Tornadoes usually dissipate in 10 to 15 minutes. "This one just kept going and going," he said.
He followed the storm for 30 miles from its inception near the town of Chickasha to south of Oklahoma City, where it caused so much destruction.
When he first saw the storm, he immediately recognised it as a classic supercell, a massive thunderstorm.
The heart of the storm
Shortly after Mr Doswell arrived intercepted the storm on Monday, a large cone-shaped tornado dropped from the sky. It quickly dissipated.
"But I thought, 'this storm is not done,'" Mr Doswell said.
He followed the storm for 30 miles looking "right up into the heart of it", and he said it was clear that the storm would produce another tornado.
In that minute, a huge funnel touched down, and instead of dissipating, it grew.
'Something awful was about to happen'
But then he noticed ragged bits of pink fibreglass insulation mixed with the rain pelting his windscreen. He thought: We may be in open country, but somebody got hammered.
The rain was full of debris - leaves, branches, shredded bits of paper, and mud. "Then I began to realise. We're getting close to Oklahoma City," Mr Doswell said.

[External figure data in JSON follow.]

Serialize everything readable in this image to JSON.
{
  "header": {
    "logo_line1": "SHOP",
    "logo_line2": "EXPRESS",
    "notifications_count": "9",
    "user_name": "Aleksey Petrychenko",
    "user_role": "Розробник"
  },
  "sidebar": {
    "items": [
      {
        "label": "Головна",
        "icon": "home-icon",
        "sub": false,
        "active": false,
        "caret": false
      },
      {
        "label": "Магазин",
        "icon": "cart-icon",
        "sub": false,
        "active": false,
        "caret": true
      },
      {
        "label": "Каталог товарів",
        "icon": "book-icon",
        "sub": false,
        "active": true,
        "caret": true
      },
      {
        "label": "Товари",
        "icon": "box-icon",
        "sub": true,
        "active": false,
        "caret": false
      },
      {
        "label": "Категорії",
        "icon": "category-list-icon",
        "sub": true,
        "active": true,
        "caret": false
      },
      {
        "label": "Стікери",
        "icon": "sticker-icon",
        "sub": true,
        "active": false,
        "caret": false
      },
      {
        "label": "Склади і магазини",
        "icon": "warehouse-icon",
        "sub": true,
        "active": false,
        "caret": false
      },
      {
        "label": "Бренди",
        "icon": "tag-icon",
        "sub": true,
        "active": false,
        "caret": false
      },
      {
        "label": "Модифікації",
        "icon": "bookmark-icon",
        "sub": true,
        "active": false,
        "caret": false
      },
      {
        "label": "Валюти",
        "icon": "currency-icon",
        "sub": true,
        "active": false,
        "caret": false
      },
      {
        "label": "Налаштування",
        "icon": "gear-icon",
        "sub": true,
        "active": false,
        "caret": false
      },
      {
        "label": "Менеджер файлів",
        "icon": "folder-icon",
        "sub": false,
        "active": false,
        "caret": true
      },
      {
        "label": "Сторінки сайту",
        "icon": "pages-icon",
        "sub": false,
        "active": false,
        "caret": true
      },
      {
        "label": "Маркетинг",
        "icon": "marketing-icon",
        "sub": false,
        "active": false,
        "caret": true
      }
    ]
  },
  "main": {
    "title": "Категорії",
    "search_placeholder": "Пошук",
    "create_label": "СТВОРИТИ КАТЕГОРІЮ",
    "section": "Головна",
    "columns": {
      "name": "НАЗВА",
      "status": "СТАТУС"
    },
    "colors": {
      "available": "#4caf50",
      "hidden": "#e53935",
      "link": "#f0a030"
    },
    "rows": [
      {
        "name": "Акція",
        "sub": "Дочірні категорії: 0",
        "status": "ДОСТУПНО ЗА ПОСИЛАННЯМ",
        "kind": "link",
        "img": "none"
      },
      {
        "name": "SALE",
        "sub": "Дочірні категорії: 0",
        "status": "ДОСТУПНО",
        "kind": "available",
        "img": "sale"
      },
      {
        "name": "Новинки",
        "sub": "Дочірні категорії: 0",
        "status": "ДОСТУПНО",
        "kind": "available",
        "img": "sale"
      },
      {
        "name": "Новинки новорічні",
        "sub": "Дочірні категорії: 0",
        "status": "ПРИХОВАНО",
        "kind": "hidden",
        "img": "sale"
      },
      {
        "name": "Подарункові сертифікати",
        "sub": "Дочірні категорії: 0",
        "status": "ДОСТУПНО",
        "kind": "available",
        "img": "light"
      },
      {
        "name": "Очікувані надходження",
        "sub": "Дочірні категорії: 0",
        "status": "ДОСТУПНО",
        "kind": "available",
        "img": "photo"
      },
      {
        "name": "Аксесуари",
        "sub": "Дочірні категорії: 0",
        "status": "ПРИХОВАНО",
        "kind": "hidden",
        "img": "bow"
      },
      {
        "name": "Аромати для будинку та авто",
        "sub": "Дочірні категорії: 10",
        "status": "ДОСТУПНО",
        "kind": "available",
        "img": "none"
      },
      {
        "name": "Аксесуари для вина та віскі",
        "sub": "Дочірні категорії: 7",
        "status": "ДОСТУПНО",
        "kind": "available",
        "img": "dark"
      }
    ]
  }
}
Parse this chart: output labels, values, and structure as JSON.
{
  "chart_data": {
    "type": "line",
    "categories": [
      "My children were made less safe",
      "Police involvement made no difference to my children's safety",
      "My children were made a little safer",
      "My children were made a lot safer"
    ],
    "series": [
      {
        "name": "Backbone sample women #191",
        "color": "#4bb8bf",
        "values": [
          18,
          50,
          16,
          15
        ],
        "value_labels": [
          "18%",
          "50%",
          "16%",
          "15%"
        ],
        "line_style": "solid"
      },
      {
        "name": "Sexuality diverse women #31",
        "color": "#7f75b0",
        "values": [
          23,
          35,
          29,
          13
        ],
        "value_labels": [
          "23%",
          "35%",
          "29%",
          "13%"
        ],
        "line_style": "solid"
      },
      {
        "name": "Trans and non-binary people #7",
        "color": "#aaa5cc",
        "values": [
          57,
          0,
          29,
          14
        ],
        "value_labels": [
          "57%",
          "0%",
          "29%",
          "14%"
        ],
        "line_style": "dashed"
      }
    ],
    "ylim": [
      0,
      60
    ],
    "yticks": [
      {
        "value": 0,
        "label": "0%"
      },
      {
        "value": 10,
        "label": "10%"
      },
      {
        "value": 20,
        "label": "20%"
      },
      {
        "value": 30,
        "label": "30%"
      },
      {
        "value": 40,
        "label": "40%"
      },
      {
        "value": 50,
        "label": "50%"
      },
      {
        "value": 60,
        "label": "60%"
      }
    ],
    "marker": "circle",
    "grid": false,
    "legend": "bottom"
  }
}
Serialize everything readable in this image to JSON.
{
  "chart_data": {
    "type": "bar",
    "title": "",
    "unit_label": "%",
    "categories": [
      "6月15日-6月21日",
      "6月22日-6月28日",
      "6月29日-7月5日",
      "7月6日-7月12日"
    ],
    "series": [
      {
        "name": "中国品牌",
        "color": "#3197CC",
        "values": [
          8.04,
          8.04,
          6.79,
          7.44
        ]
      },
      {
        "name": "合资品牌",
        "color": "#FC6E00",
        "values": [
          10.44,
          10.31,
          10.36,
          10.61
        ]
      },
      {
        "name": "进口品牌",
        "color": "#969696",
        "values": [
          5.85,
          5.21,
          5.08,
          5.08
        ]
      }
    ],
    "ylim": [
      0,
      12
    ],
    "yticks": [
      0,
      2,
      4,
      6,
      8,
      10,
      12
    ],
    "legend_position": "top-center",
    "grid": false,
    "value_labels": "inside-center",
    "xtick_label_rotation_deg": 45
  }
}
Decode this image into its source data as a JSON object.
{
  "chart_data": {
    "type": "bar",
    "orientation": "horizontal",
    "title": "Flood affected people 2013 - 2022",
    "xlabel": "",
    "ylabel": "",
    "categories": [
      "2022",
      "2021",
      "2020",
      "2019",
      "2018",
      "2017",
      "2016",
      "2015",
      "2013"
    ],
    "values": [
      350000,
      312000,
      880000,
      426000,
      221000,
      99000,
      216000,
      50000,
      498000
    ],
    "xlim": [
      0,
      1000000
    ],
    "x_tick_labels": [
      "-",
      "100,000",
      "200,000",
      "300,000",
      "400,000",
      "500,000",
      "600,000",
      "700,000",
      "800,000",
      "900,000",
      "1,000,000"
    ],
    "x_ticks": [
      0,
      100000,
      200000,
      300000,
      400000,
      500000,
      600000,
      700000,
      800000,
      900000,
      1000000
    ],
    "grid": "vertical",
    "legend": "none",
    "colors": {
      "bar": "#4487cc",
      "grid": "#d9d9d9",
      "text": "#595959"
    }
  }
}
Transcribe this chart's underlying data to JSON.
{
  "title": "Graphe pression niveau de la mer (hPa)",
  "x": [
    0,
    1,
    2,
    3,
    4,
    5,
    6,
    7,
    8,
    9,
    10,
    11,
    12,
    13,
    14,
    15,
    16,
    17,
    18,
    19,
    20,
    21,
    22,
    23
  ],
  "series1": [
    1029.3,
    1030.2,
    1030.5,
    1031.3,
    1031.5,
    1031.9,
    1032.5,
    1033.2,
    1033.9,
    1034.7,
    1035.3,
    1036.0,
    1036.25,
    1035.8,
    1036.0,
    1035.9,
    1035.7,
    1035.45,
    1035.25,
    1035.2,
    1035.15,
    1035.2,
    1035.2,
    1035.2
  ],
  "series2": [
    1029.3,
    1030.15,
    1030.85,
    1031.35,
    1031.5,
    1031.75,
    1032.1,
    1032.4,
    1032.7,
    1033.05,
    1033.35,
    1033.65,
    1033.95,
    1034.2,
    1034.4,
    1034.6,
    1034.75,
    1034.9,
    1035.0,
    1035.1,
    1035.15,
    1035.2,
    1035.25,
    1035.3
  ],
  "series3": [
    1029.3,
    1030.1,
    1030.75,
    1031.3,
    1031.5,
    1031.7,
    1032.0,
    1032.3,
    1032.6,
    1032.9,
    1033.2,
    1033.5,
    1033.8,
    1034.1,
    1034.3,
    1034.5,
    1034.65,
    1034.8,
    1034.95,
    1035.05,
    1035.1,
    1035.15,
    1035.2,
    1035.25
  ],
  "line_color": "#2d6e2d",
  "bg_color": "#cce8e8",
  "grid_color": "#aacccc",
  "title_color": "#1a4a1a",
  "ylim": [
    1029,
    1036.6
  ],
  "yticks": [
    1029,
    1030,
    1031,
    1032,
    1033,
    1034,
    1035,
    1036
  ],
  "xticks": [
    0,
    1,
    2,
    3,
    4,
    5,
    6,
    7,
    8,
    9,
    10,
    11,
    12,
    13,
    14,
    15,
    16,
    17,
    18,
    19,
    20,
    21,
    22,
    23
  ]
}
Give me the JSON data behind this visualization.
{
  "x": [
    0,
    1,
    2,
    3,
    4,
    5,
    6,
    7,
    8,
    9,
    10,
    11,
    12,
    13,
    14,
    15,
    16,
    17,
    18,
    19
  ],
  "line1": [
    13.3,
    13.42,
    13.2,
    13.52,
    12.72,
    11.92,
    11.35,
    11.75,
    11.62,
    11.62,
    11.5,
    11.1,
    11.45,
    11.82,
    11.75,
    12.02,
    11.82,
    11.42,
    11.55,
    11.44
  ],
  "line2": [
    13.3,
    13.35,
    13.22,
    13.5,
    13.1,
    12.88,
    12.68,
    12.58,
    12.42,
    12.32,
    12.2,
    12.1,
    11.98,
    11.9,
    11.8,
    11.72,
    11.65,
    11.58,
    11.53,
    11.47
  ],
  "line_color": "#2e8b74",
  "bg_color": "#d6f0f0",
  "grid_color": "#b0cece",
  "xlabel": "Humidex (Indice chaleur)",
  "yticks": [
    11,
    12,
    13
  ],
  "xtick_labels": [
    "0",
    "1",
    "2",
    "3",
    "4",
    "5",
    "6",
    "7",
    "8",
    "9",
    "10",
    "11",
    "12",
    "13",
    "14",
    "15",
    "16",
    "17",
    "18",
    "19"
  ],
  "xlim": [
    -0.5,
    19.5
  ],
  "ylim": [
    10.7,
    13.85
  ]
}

He began to see power flashes as the storm hit power lines and transformers. "I realised something awful was about to happen."
The base of the tornado contained dark streaks meaning that it was hitting houses in the suburbs.
Mr Doswell takes three weeks vacation a year just to chase these awesome storms. In those three weeks, he counts himself "lucky" if he spends one hour chasing a tornado. On Monday, he saw two tornadoes in 30 minutes.
"If you haven't experienced a tornado, you can't possibly imagine what a storm like this can do," he said.
A tornado can sweep a well constructed home from its foundation and scatter the debris for miles. It can pick up train carriages.
Considering the destructive power of these storms, he said it is miraculous that so many people survive. Most people in the central Great Plains, which is also known as Tornado Alley, are reasonably well prepared.
He worries about tornadoes that strike people who do not live in Tornado Alley, who might not be as well prepared.
"A similar tornado outside of Tornado Alley could produce hundreds of casualties, easily," he said.